The servicing of "misses" on the TLB cache is part of the overhead imposed by enabling the MMU. Our OS uses various clever page-table arrangements to minimize this overhead.

Associated with these page tables are bits that define the attributes of each page of memory. Pages can be marked as read-only, read-write, etc. Typically, the memory of an executing process would be described with read-only pages for code and read-write for the data and stack.

When the OS performs a context switch (i.e. suspends the execution of one thread and resumes another), it will manipulate the MMU to use a potentially different set of page tables for the newly resumed thread. If the OS is switching between threads within a single process, no MMU manipulations are necessary.

When the new thread resumes execution, any addresses generated as the thread runs are mapped to physical memory through the assigned page tables. If the thread tries to use an address not mapped to it or to use an address in a way that violates the defined attributes (e.g. writing to a read-only page), the CPU will receive a "fault" (similar to a divide-by-zero error), typically implemented as a special type of interrupt.

By examining the instruction pointer pushed on the stack by the interrupt, the OS can determine the address of the instruction that caused the memory-access fault within the thread/process and can act accordingly.

Memory protection at run time

While memory protection is useful during development, it can also provide greater reliability for embedded systems installed in the field. Many embedded systems already employ a hardware "watchdog timer" to detect if the software or hardware has "lost its mind," but this approach lacks the finesse of an MMU-assisted watchdog.
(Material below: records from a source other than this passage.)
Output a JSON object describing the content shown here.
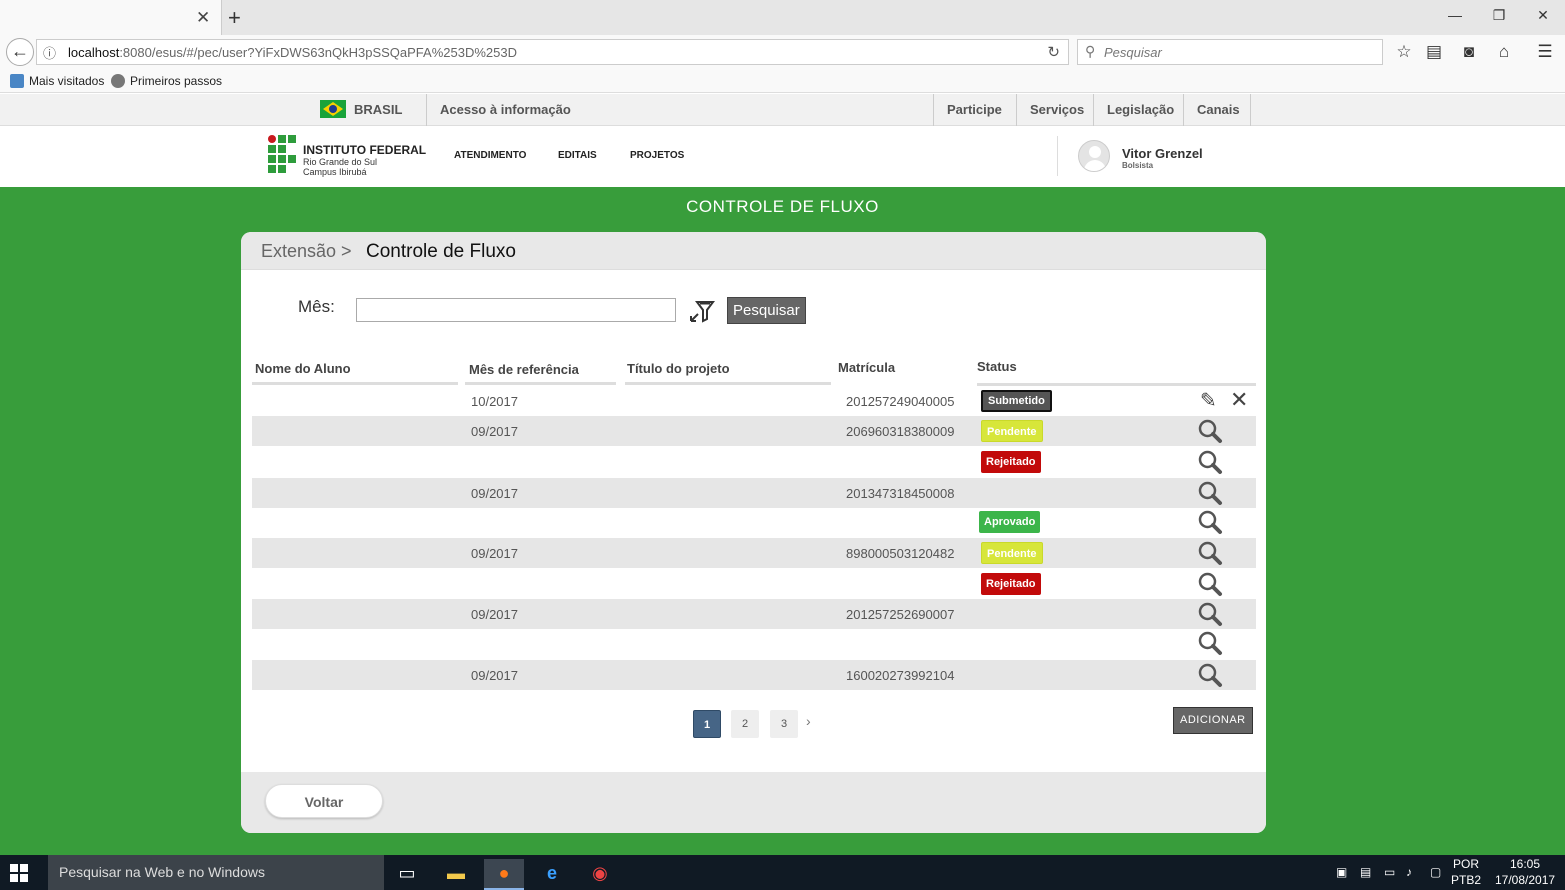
{
  "browser": {
    "tab_close": "✕",
    "new_tab": "+",
    "url_host": "localhost",
    "url_rest": ":8080/esus/#/pec/user?YiFxDWS63nQkH3pSSQaPFA%253D%253D",
    "search_placeholder": "Pesquisar",
    "bookmarks": [
      "Mais visitados",
      "Primeiros passos"
    ]
  },
  "gov_bar": {
    "country": "BRASIL",
    "access": "Acesso à informação",
    "links": [
      "Participe",
      "Serviços",
      "Legislação",
      "Canais"
    ]
  },
  "site": {
    "logo_title": "INSTITUTO FEDERAL",
    "logo_sub1": "Rio Grande do Sul",
    "logo_sub2": "Campus Ibirubá",
    "nav": [
      "ATENDIMENTO",
      "EDITAIS",
      "PROJETOS"
    ],
    "user_name": "Vitor Grenzel",
    "user_role": "Bolsista"
  },
  "page": {
    "title": "CONTROLE DE FLUXO",
    "breadcrumb_prev": "Extensão >",
    "breadcrumb_current": "Controle de Fluxo",
    "filter_label": "Mês:",
    "filter_value": "",
    "search_button": "Pesquisar",
    "columns": [
      "Nome do Aluno",
      "Mês de referência",
      "Título do projeto",
      "Matrícula",
      "Status"
    ],
    "rows": [
      {
        "aluno": "",
        "mes": "10/2017",
        "titulo": "",
        "matricula": "201257249040005",
        "status": "Submetido",
        "actions": "edit-delete"
      },
      {
        "aluno": "",
        "mes": "09/2017",
        "titulo": "",
        "matricula": "206960318380009",
        "status": "Pendente",
        "actions": "view"
      },
      {
        "aluno": "",
        "mes": "",
        "titulo": "",
        "matricula": "",
        "status": "Rejeitado",
        "actions": "view"
      },
      {
        "aluno": "",
        "mes": "09/2017",
        "titulo": "",
        "matricula": "201347318450008",
        "status": "",
        "actions": "view"
      },
      {
        "aluno": "",
        "mes": "",
        "titulo": "",
        "matricula": "",
        "status": "Aprovado",
        "actions": "view"
      },
      {
        "aluno": "",
        "mes": "09/2017",
        "titulo": "",
        "matricula": "898000503120482",
        "status": "Pendente",
        "actions": "view"
      },
      {
        "aluno": "",
        "mes": "",
        "titulo": "",
        "matricula": "",
        "status": "Rejeitado",
        "actions": "view"
      },
      {
        "aluno": "",
        "mes": "09/2017",
        "titulo": "",
        "matricula": "201257252690007",
        "status": "",
        "actions": "view"
      },
      {
        "aluno": "",
        "mes": "",
        "titulo": "",
        "matricula": "",
        "status": "",
        "actions": "view"
      },
      {
        "aluno": "",
        "mes": "09/2017",
        "titulo": "",
        "matricula": "160020273992104",
        "status": "",
        "actions": "view"
      }
    ],
    "pages": [
      "1",
      "2",
      "3"
    ],
    "current_page": "1",
    "add_button": "ADICIONAR",
    "back_button": "Voltar"
  },
  "taskbar": {
    "search_text": "Pesquisar na Web e no Windows",
    "lang1": "POR",
    "lang2": "PTB2",
    "time": "16:05",
    "date": "17/08/2017"
  },
  "colors": {
    "green": "#389d3b",
    "pendente": "#d7e63a",
    "rejeitado": "#c20a0a",
    "aprovado": "#3cb54a",
    "submetido": "#555555",
    "pager_active": "#466586"
  }
}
Hardware watchdog timers are usually implemented as a retriggerable monostable timer attached to the processor reset line. If the system software doesn't strobe the hardware timer regularly, the timer will expire and force a processor reset. Typically, some component of the system software will check for system integrity and strobe the timer hardware to indicate the system is "sane."

Although this approach enables recovery from a lockup related to a software or hardware glitch, it results in a complete system restart and perhaps significant "downtime" while this restart occurs.

Software watchdog

When an intermittent software error occurs in a memory-protected system, the OS can catch the event and pass control to a user-written thread instead of the memory dump facilities. This thread can make an intelligent decision about how best to recover from the failure, instead of forcing a full reset as the hardware watchdog timer would do. The software watchdog could:

Abort the process that failed due to a memory access violation and simply restart that process without shutting down the rest of the system.
Abort the failed process and any related processes, initialize the hardware to a "safe" state, and then restart the related processes in a coordinated manner.
If the failure is very critical, perform a coordinated shutdown of the entire system and sound an audible alarm.
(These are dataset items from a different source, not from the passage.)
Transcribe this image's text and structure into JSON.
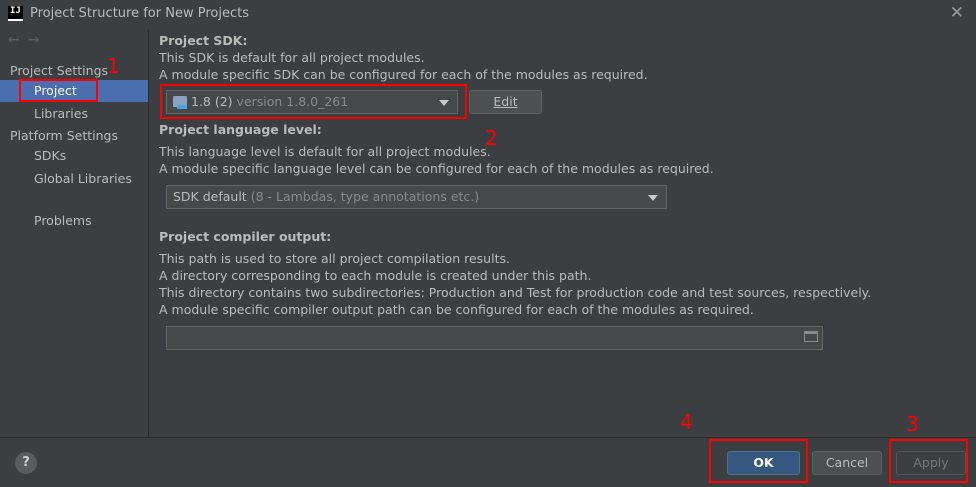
{
  "window": {
    "title": "Project Structure for New Projects",
    "close_glyph": "✕",
    "app_icon_text": "IJ"
  },
  "nav": {
    "back": "←",
    "forward": "→"
  },
  "sidebar": {
    "project_settings_label": "Project Settings",
    "project_items": [
      {
        "label": "Project",
        "selected": true
      },
      {
        "label": "Libraries"
      }
    ],
    "platform_settings_label": "Platform Settings",
    "platform_items": [
      {
        "label": "SDKs"
      },
      {
        "label": "Global Libraries"
      }
    ],
    "problems_label": "Problems"
  },
  "sdk": {
    "heading": "Project SDK:",
    "line1": "This SDK is default for all project modules.",
    "line2": "A module specific SDK can be configured for each of the modules as required.",
    "value_name": "1.8 (2)",
    "value_version": "version 1.8.0_261",
    "edit_label": "Edit"
  },
  "language": {
    "heading": "Project language level:",
    "line1": "This language level is default for all project modules.",
    "line2": "A module specific language level can be configured for each of the modules as required.",
    "value_main": "SDK default",
    "value_detail": "(8 - Lambdas, type annotations etc.)"
  },
  "compiler": {
    "heading": "Project compiler output:",
    "lines": [
      "This path is used to store all project compilation results.",
      "A directory corresponding to each module is created under this path.",
      "This directory contains two subdirectories: Production and Test for production code and test sources, respectively.",
      "A module specific compiler output path can be configured for each of the modules as required."
    ],
    "path_value": ""
  },
  "footer": {
    "help_label": "?",
    "ok_label": "OK",
    "cancel_label": "Cancel",
    "apply_label": "Apply"
  },
  "annotations": {
    "n1": "1",
    "n2": "2",
    "n3": "3",
    "n4": "4"
  },
  "colors": {
    "accent_selection": "#4b6eaf",
    "primary_button": "#365880",
    "annotation_red": "#ff0000",
    "background": "#3c3f41"
  }
}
The important distinction here is that we retain intelligent, programmed control of the embedded system, even though various processes and threads within the control software may have failed for various reasons. A hardware watchdog timer is still of use to recover from hardware "latch-ups," but for software failures we now have much better control.
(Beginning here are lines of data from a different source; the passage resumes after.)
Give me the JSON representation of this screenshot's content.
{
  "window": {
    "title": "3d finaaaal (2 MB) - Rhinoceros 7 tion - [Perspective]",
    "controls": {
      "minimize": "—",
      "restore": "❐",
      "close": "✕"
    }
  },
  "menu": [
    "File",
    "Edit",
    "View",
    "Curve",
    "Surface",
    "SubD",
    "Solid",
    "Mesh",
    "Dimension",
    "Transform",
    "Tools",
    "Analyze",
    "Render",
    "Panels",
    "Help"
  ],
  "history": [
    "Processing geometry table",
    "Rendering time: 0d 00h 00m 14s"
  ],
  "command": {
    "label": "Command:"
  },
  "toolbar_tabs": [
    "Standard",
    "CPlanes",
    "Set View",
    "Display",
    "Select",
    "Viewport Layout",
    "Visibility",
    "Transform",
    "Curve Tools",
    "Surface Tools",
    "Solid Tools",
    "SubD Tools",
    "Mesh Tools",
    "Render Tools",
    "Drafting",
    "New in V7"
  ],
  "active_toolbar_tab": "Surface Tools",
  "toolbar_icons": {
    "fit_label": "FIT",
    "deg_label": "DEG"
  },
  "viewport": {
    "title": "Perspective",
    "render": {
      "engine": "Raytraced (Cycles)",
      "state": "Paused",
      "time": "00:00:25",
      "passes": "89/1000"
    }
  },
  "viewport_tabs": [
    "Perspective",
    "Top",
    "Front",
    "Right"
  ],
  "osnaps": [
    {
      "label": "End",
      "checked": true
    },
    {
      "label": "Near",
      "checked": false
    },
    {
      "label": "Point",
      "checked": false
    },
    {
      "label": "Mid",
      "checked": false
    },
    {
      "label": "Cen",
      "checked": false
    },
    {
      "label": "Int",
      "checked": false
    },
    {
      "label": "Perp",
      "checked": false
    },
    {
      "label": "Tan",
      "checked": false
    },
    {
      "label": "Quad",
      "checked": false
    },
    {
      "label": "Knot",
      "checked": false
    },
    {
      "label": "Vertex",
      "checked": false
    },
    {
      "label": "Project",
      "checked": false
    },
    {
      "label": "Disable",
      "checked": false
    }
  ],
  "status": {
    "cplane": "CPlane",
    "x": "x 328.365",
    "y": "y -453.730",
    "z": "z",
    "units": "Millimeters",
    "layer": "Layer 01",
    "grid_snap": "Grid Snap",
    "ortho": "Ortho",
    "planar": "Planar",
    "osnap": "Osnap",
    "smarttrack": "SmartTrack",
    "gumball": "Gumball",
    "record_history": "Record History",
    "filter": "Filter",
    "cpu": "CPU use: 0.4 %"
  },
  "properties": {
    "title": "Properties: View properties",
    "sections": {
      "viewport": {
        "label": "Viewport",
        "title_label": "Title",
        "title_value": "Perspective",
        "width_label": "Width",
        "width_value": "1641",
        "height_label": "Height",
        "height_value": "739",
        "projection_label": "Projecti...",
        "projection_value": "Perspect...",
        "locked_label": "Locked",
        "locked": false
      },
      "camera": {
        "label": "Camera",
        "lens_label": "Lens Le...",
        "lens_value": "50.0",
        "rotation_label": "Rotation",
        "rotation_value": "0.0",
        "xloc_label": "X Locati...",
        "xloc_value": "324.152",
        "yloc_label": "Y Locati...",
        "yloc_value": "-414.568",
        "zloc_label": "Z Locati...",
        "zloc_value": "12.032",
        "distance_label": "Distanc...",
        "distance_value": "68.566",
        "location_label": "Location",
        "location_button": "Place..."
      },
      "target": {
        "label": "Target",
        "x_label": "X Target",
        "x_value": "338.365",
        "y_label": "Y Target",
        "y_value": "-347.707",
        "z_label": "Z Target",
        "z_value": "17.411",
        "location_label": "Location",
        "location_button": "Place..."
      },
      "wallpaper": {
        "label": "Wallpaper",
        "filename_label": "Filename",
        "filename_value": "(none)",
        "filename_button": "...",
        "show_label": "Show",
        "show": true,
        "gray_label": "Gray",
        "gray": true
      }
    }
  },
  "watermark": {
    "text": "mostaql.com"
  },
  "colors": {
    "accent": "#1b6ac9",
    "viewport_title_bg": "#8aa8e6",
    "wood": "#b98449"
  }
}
While performing some variation of these recovery strategies, the system can also collect information about the nature of the software failure. For example, if the embedded system contains or has access to some mass storage (Flash memory, hard drive, a network link to another computer with disk storage), the software watchdog can generate a chronologically archived sequence of dump files. These dumpfiles could then be used for postmortem diagnostics.

Embedded control systems often employ these "partial restart" approaches to surviving intermittent software failures without the operators experiencing any system "downtime" or even being aware of these quick-recovery software failures. Since the dumpfiles are available, the developers of the software can detect and correct software problems without having to deal with the emergencies that result when critical systems fail at inconvenient times. If we compare this to the hardware watchdog timer approach and the prolonged interruptions in service that result, it's obvious what our preference is!

Postmortem dump-file analysis is especially important for mission-critical embedded systems. Whenever a critical system fails in the field, significant effort should be made to identify the cause of the failure so that a "fix" can be engineered and applied to other systems before they experience similar failures.

Dump files give programmers the information they need to fix the problem -- without them, programmers may have little more to go on than a customer's cryptic complaint that "the system crashed."

Quality control

By dividing embedded software into a team of cooperating, memory-protected processes (containing threads), we can readily treat these processes as "components" to be used again in new projects. Because of the explicitly defined (and hardware-enforced) interfaces, these processes can be integrated into applications with confidence that they won't disrupt the system's overall reliability. In addition, because the exact binary image (not just the source code) of the process is being reused, we can better control changes and instabilities that might have resulted from recompilation of source code, relinking, new versions of development tools, header files, library routines, etc.

Since the binary image of the process is reused (with its behavior perhaps modified by command-line options), the confidence we have in that binary module from acquired experience in the field more easily carries over to new applications than if the binary image of the process were changed.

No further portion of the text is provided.